Quote of the day—Kender MacGowan

I’d be ok with Beto trying to take guns if he promises to do it personally.

Kender MacGowan
Facebook post.
September 14, 2019
[H/T Basil.

I see two ways this working out:

  1. He uses his own money to “buy back” the guns at a price people are willing to sell.
  2. He attempts to confiscate them from unwilling owners and he is arrested, prosecuted, and goes to prison or a mental ward.

Regardless, it’s pretty funny to think about.—Joe]


10 thoughts on “Quote of the day—Kender MacGowan

  1. i like option #1. Because he’s so ignorant, he’d give them to someone else (because HE doesn’t like them) to “dispose” of, but that means it is a straw-man purchase and a clear violation of the law. so he buys back a hundred guns, gets sent to jail for 20 years as a gun-runner. Righteous and ironic.

    • Except for the minor problem that straw-buyer gun runners only get sent to jail if they have an R after their name, not if they have a D.

  2. I am weirdly reminded of those tales about gun buybacks where antique and modern FFL holders would set up shop outside and offer to appraise firearms and give better deals than crappy Wal-Mart gift cards.

    • I am also reminded of the stories of starter pistols and mortar round storage boxes getting sold to the governments for their Wal-Mart gift cards. Serves them right. Buy Back. Not if I didn’t buy it from them.
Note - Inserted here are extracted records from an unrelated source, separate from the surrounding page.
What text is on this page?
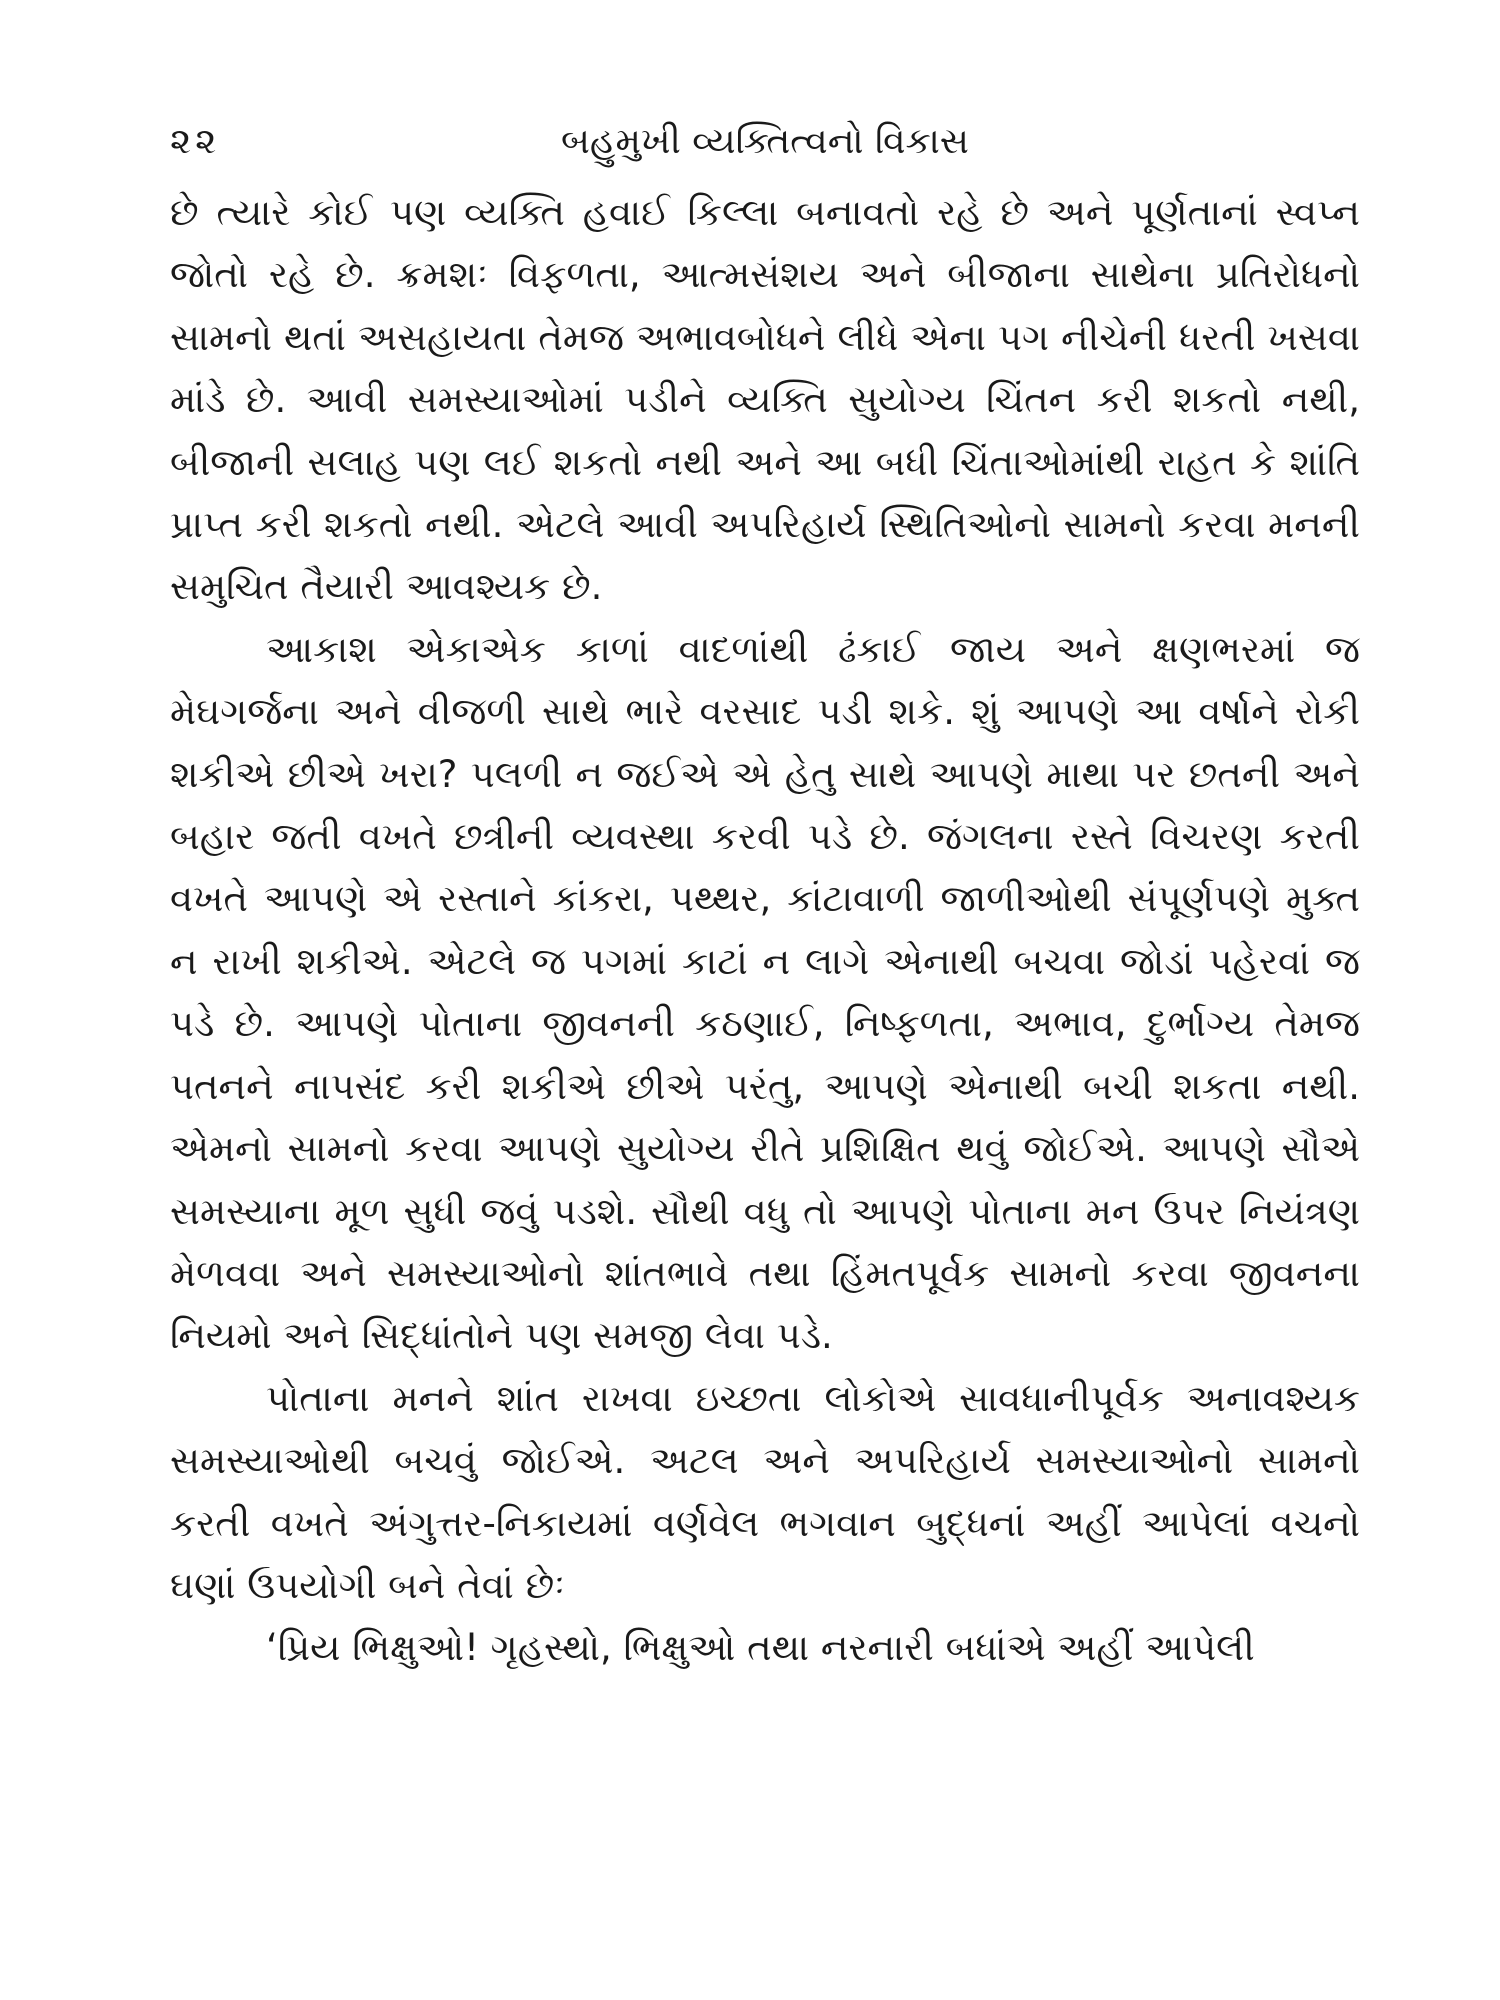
૨૨	બહુમુખી વ્યક્તિત્વનો વિકાસ

છે ત્યારે કોઈ પણ વ્યક્તિ હવાઈ કિલ્લા બનાવતો રહે છે અને પૂર્ણતાનાં સ્વપ્ન જોતો રહે છે. ક્રમશઃ વિફળતા, આત્મસંશય અને બીજાના સાથેના પ્રતિરોધનો સામનો થતાં અસહાયતા તેમજ અભાવબોધને લીધે એના પગ નીચેની ધરતી ખસવા માંડે છે. આવી સમસ્યાઓમાં પડીને વ્યક્તિ સુયોગ્ય ચિંતન કરી શકતો નથી, બીજાની સલાહ પણ લઈ શકતો નથી અને આ બધી ચિંતાઓમાંથી રાહત કે શાંતિ પ્રાપ્ત કરી શકતો નથી. એટલે આવી અપરિહાર્ય સ્થિતિઓનો સામનો કરવા મનની સમુચિત તૈયારી આવશ્યક છે.

આકાશ એકાએક કાળાં વાદળાંથી ઢંકાઈ જાય અને ક્ષણભરમાં જ મેઘગર્જના અને વીજળી સાથે ભારે વરસાદ પડી શકે. શું આપણે આ વર્ષાને રોકી શકીએ છીએ ખરા? પલળી ન જઈએ એ હેતુ સાથે આપણે માથા પર છતની અને બહાર જતી વખતે છત્રીની વ્યવસ્થા કરવી પડે છે. જંગલના રસ્તે વિચરણ કરતી વખતે આપણે એ રસ્તાને કાંકરા, પથ્થર, કાંટાવાળી જાળીઓથી સંપૂર્ણપણે મુક્ત ન રાખી શકીએ. એટલે જ પગમાં કાટાં ન લાગે એનાથી બચવા જોડાં પહેરવાં જ પડે છે. આપણે પોતાના જીવનની કઠણાઈ, નિષ્ફળતા, અભાવ, દુર્ભાગ્ય તેમજ પતનને નાપસંદ કરી શકીએ છીએ પરંતુ, આપણે એનાથી બચી શકતા નથી. એમનો સામનો કરવા આપણે સુયોગ્ય રીતે પ્રશિક્ષિત થવું જોઈએ. આપણે સૌએ સમસ્યાના મૂળ સુધી જવું પડશે. સૌથી વધુ તો આપણે પોતાના મન ઉપર નિયંત્રણ મેળવવા અને સમસ્યાઓનો શાંતભાવે તથા હિંમતપૂર્વક સામનો કરવા જીવનના નિયમો અને સિદ્ધાંતોને પણ સમજી લેવા પડે.

પોતાના મનને શાંત રાખવા ઇચ્છતા લોકોએ સાવધાનીપૂર્વક અનાવશ્યક સમસ્યાઓથી બચવું જોઈએ. અટલ અને અપરિહાર્ય સમસ્યાઓનો સામનો કરતી વખતે અંગુત્તર-નિકાયમાં વર્ણવેલ ભગવાન બુદ્ધનાં અહીં આપેલાં વચનો ઘણાં ઉપયોગી બને તેવાં છેઃ

‘પ્રિય ભિક્ષુઓ! ગૃહસ્થો, ભિક્ષુઓ તથા નરનારી બધાંએ અહીં આપેલી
      More totalitarian Newspeak.

  3. You can’t sale your guns back to the government. That would be transfer of a weapon to a known felon!
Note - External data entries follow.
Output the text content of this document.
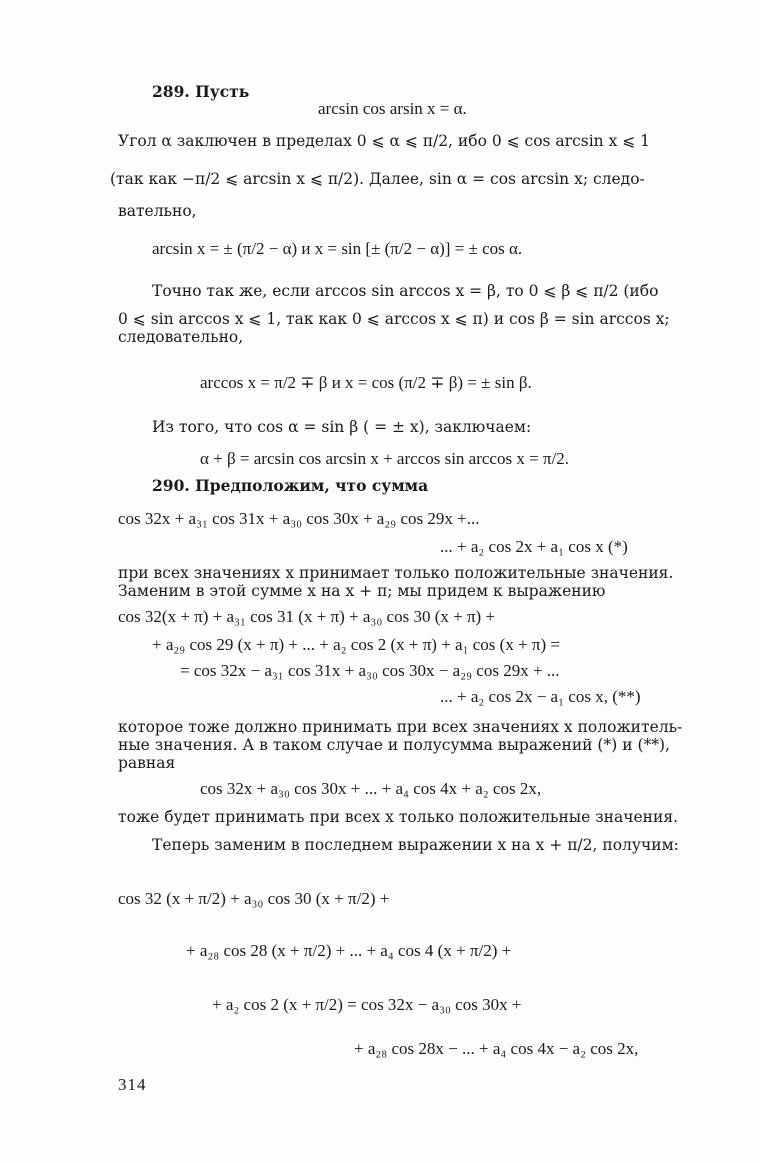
289. Пусть
arcsin cos arsin x = α.
Угол α заключен в пределах 0 ⩽ α ⩽ π/2, ибо 0 ⩽ cos arcsin x ⩽ 1
(так как −π/2 ⩽ arcsin x ⩽ π/2). Далее, sin α = cos arcsin x; следо-
вательно,
arcsin x = ± (π/2 − α) и x = sin [± (π/2 − α)] = ± cos α.
Точно так же, если arccos sin arccos x = β, то 0 ⩽ β ⩽ π/2 (ибо
0 ⩽ sin arccos x ⩽ 1, так как 0 ⩽ arccos x ⩽ π) и cos β = sin arccos x;
следовательно,
arccos x = π/2 ∓ β и x = cos (π/2 ∓ β) = ± sin β.
Из того, что cos α = sin β ( = ± x), заключаем:
α + β = arcsin cos arcsin x + arccos sin arccos x = π/2.
290. Предположим, что сумма
cos 32x + a₃₁ cos 31x + a₃₀ cos 30x + a₂₉ cos 29x +...
... + a₂ cos 2x + a₁ cos x (*)
при всех значениях x принимает только положительные значения.
Заменим в этой сумме x на x + π; мы придем к выражению
cos 32(x + π) + a₃₁ cos 31 (x + π) + a₃₀ cos 30 (x + π) +
+ a₂₉ cos 29 (x + π) + ... + a₂ cos 2 (x + π) + a₁ cos (x + π) =
= cos 32x − a₃₁ cos 31x + a₃₀ cos 30x − a₂₉ cos 29x + ...
... + a₂ cos 2x − a₁ cos x, (**)
которое тоже должно принимать при всех значениях x положитель-
ные значения. А в таком случае и полусумма выражений (*) и (**),
равная
cos 32x + a₃₀ cos 30x + ... + a₄ cos 4x + a₂ cos 2x,
тоже будет принимать при всех x только положительные значения.
Теперь заменим в последнем выражении x на x + π/2, получим:
cos 32 (x + π/2) + a₃₀ cos 30 (x + π/2) +
+ a₂₈ cos 28 (x + π/2) + ... + a₄ cos 4 (x + π/2) +
+ a₂ cos 2 (x + π/2) = cos 32x − a₃₀ cos 30x +
+ a₂₈ cos 28x − ... + a₄ cos 4x − a₂ cos 2x,
314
  4. If he attempts to confiscate firearms from an unwilling owner, that could quite likely end up with him being perforated by multiple projectiles traveling at a high rate of speed. In most states, if not all, it is legal to defend one’s property from robbery by shooting the robber.

    • Um, no, I don’t think so. For example, in NH you can’t generally use deadly force in defense of property, only in defense of persons.
      I do remember reading that it’s legal in Texas, but only at night.
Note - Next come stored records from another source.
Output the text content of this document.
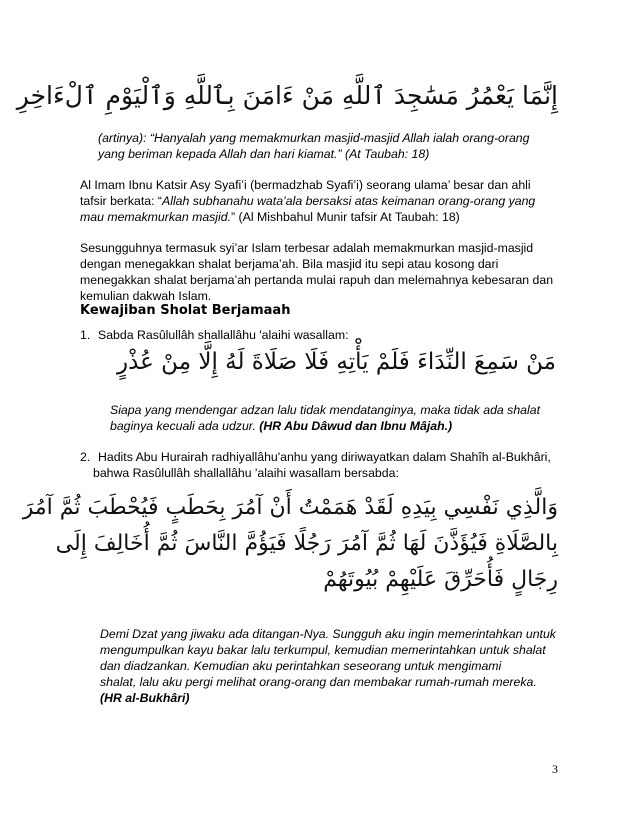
إِنَّمَا يَعْمُرُ مَسَٰجِدَ ٱللَّهِ مَنْ ءَامَنَ بِٱللَّهِ وَٱلْيَوْمِ ٱلْءَاخِرِ
(artinya): “Hanyalah yang memakmurkan masjid-masjid Allah ialah orang-orang
yang beriman kepada Allah dan hari kiamat.” (At Taubah: 18)
Al Imam Ibnu Katsir Asy Syafi’i (bermadzhab Syafi’i) seorang ulama’ besar dan ahli
tafsir berkata: “Allah subhanahu wata’ala bersaksi atas keimanan orang-orang yang
mau memakmurkan masjid.” (Al Mishbahul Munir tafsir At Taubah: 18)
Sesungguhnya termasuk syi’ar Islam terbesar adalah memakmurkan masjid-masjid
dengan menegakkan shalat berjama’ah. Bila masjid itu sepi atau kosong dari
menegakkan shalat berjama’ah pertanda mulai rapuh dan melemahnya kebesaran dan
kemulian dakwah Islam.
Kewajiban Sholat Berjamaah
1. Sabda Rasûlullâh shallallâhu 'alaihi wasallam:
مَنْ سَمِعَ النِّدَاءَ فَلَمْ يَأْتِهِ فَلَا صَلَاةَ لَهُ إِلَّا مِنْ عُذْرٍ
Siapa yang mendengar adzan lalu tidak mendatanginya, maka tidak ada shalat
baginya kecuali ada udzur. (HR Abu Dâwud dan Ibnu Mâjah.)
2. Hadits Abu Hurairah radhiyallâhu'anhu yang diriwayatkan dalam Shahîh al-Bukhâri,
bahwa Rasûlullâh shallallâhu 'alaihi wasallam bersabda:
وَالَّذِي نَفْسِي بِيَدِهِ لَقَدْ هَمَمْتُ أَنْ آمُرَ بِحَطَبٍ فَيُحْطَبَ ثُمَّ آمُرَ
بِالصَّلَاةِ فَيُؤَذَّنَ لَهَا ثُمَّ آمُرَ رَجُلًا فَيَؤُمَّ النَّاسَ ثُمَّ أُخَالِفَ إِلَى
رِجَالٍ فَأُحَرِّقَ عَلَيْهِمْ بُيُوتَهُمْ
Demi Dzat yang jiwaku ada ditangan-Nya. Sungguh aku ingin memerintahkan untuk
mengumpulkan kayu bakar lalu terkumpul, kemudian memerintahkan untuk shalat
dan diadzankan. Kemudian aku perintahkan seseorang untuk mengimami
shalat, lalu aku pergi melihat orang-orang dan membakar rumah-rumah mereka.
(HR al-Bukhâri)
3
      • You can in Utah. Attempting to steal someone’s lawfully owned firearms would be robbery, which is a forcible felony under Utah law, and it is legal to use force to prevent a forcible felony in Utah. I am sure that Utah is not alone in this.

        Also, you are incorrect about Texas.

        “If the person who used force knew or had reason to believe that it was being used against one who was entering or attempting to enter his or her home, business or vehicle; removing or attempting to remove the person from his or her home, business or vehicle; OR committing or attempting to commit:

        sexual assault
        aggravated kidnapping
        aggravated sexual assault
        aggravated robbery”

        Source: https://statelaws.findlaw.com/texas-law/texas-self-defense-laws.html

        • Ok. I was latching on to the phrase “defense of property”.
          Self defense against robbery is not defense of property, it is defense of person against threat of bodily harm. So if you are talking about attempting to take someone’s firearms by threat of force, yes, that would be robbery, and that would therefore be defense of persons. Conversely, defense of property applies if there is no threat of serious bodily harm. If you catch a thief in the act of emptying your gun cabinet (and none of them are pointed at you), that would not be robbery and the situation is different.
          As I recall, Texas has a law that says deadly force is authorized against thieves in the night but not against thieves during the day. It may be that I misunderstood, I forget the source of that information.